Frente às últimas medidas impostas pelo poder público, as lideranças do setor perceberam a necessidade de adotar uma postura incisiva no enfrentamento dessas questões e criaram o Movimento Nacional de Defesa dos Bares e Restaurantes. Empresários e profissionais do segmento e das entidades representativas farão um grito de alerta e lutarão contra medidas inócuas e enganosas, lançadas por alguns políticos.

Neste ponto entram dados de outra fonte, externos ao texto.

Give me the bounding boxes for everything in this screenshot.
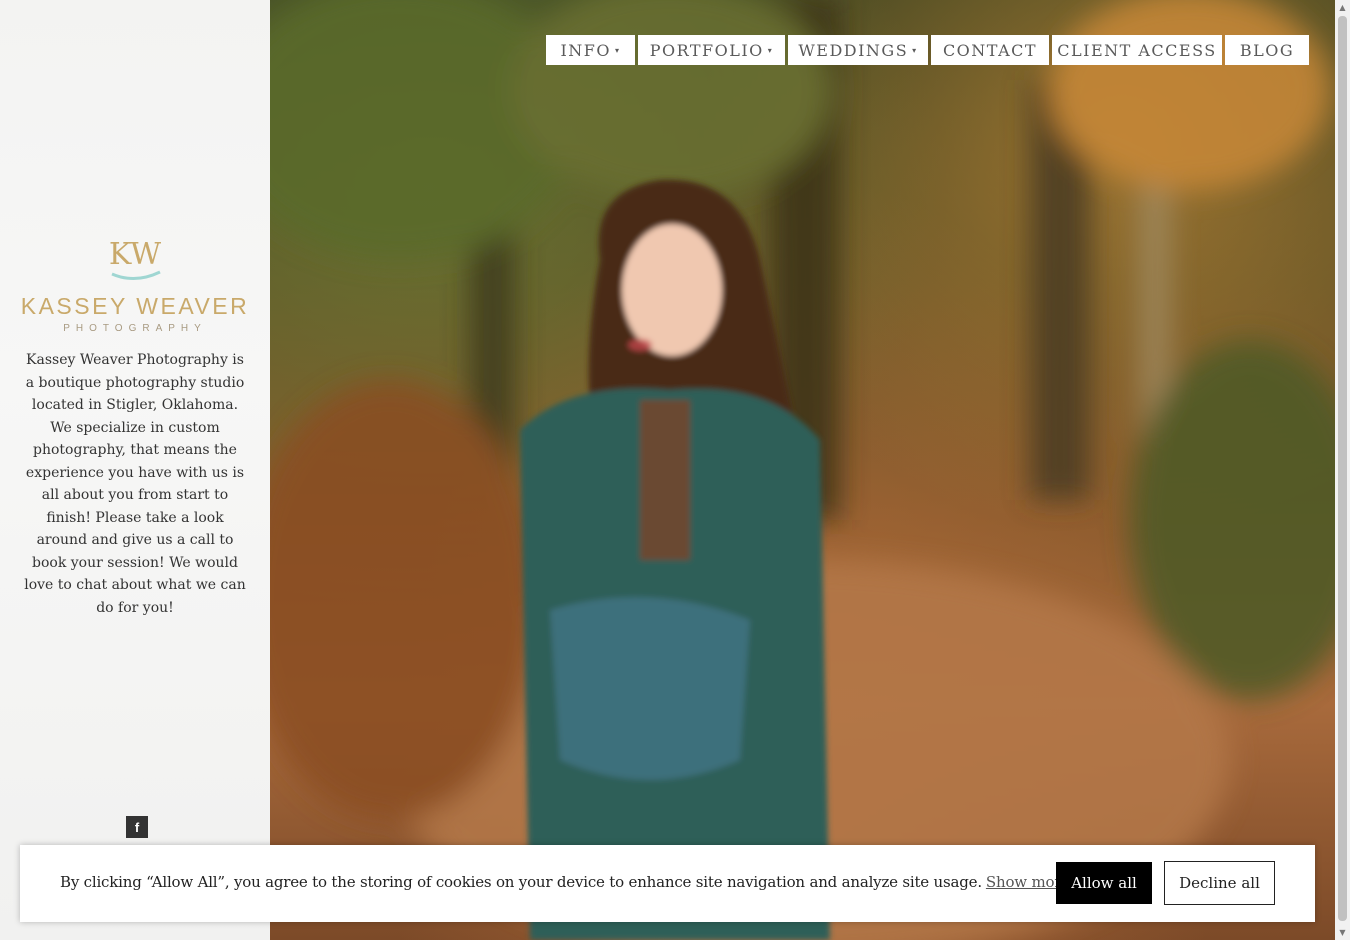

“Estamos sensíveis e alinhados com as demandas e angústias da sociedade e queremos colaborar para encontrar soluções que realmente resolvam problemas como conter a violência, reduzir o número de mortes nas estradas, preservar os direitos do cidadão fumante, bem como garantir a saudabilidade dos alimentos. Mas, para isso, precisamos ser ouvidos. Não fomos consultados e estamos sendo ignorados”, disse o presidente executivo da Abrasel, Paulo Solmucci Júnior. Segundo ele, o que o setor não admite mais é que alguns políticos continuem enganando o povo com medidas fáceis e estratégias de marketing que aparentam ser soluções mas, na verdade, escondem e mascaram o real problema, transferindo-o, ainda mais grave, para os próximos gestores.

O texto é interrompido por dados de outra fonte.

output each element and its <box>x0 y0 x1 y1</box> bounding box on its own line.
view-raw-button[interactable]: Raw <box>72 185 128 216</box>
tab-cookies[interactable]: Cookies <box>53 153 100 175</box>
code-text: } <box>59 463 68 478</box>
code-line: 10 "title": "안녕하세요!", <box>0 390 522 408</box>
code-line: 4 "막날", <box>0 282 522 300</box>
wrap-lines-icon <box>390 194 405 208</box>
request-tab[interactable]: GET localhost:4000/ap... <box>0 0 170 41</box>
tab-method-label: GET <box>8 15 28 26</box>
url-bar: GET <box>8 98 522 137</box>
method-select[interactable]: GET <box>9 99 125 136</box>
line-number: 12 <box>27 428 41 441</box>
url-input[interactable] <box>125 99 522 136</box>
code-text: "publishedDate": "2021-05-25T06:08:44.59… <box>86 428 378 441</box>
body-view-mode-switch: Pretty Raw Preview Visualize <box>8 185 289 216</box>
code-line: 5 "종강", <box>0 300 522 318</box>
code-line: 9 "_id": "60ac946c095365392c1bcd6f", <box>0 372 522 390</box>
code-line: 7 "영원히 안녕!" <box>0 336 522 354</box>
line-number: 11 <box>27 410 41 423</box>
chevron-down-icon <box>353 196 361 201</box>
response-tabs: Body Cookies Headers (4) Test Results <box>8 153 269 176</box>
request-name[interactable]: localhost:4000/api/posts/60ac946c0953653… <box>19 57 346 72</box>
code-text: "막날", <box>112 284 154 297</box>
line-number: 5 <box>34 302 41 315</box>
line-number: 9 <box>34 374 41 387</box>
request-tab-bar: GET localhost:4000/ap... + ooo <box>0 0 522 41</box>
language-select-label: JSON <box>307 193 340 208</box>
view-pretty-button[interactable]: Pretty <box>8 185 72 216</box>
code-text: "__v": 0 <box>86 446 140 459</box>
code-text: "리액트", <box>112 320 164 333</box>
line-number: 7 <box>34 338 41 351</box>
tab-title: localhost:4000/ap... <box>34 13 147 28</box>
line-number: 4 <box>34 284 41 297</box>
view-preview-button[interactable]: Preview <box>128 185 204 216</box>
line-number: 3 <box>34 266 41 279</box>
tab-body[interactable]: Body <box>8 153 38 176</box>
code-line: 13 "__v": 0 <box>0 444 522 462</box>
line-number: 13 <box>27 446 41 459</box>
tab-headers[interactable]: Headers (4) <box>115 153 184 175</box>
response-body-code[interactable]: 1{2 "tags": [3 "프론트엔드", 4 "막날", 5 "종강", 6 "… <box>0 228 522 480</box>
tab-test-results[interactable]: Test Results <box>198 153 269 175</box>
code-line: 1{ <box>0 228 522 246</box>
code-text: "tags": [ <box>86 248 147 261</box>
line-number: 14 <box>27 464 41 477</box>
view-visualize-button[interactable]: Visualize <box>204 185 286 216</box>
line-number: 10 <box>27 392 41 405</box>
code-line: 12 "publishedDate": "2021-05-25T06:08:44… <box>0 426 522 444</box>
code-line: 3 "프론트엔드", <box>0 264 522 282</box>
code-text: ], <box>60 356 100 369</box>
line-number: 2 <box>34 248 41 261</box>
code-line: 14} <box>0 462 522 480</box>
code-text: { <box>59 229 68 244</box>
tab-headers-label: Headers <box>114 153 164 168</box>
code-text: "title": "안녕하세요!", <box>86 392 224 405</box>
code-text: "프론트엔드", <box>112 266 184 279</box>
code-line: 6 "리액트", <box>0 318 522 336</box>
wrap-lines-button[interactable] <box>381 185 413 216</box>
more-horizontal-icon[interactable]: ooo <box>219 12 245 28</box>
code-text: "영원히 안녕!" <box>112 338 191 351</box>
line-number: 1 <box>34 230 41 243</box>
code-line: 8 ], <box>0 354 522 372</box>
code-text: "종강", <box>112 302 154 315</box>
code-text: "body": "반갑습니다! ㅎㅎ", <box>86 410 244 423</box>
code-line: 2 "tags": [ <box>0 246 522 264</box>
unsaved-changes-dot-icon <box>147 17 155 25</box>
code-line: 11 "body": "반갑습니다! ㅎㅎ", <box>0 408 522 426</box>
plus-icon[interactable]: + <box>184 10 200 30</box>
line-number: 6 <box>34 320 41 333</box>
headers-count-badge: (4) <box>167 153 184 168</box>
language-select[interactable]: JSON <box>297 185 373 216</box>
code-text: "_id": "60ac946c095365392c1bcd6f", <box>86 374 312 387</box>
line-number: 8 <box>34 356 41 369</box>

“Sabemos que estas leis que estão sendo propostas não vão resolver nada. A solução no nosso ponto de vista passa, necessariamente, pela educação. É preciso investir em educação, palavra que não agrada aos representantes do poder público, pois traz resultados em longo prazo e o que mais temos, no país, são políticos imediatistas, loucos por um espaço na mídia”. O presidente acrescenta ainda que, para questões como aumento da criminalidade e violência, não há nenhum estudo que comprove a relação de causa e efeito entre fechar o bar e a solução do problema. “Nunca conseguiram apontar isso. Eficiente é aumentar e treinar o efetivo policial, aparelhar as polícias e órgãos de segurança pública, criar um disque denúncia, integrar as ações entre as polícias Civil, Militar e a Guarda Civil Metropolitana, demitir policiais corruptos, instalar câmeras de segurança, entre outras ações. Fechar bar não resolve”.

O setor está pronto para contribuir para promover uma melhor vigilância nas regiões onde há maior incidência de criminalidade. É o que garantem as lideranças. “Junto com as empresas fornecedoras de bebidas e os nossos parceiros, nos comprometemos em participar do esforço de educar e treinar os profissionais do segmento para identificar situações de risco e inclusive denunciar quando necessário. É preciso que o poder público faça cumprir as leis já existentes e fiscalize de forma efetiva”, conclui Solmucci.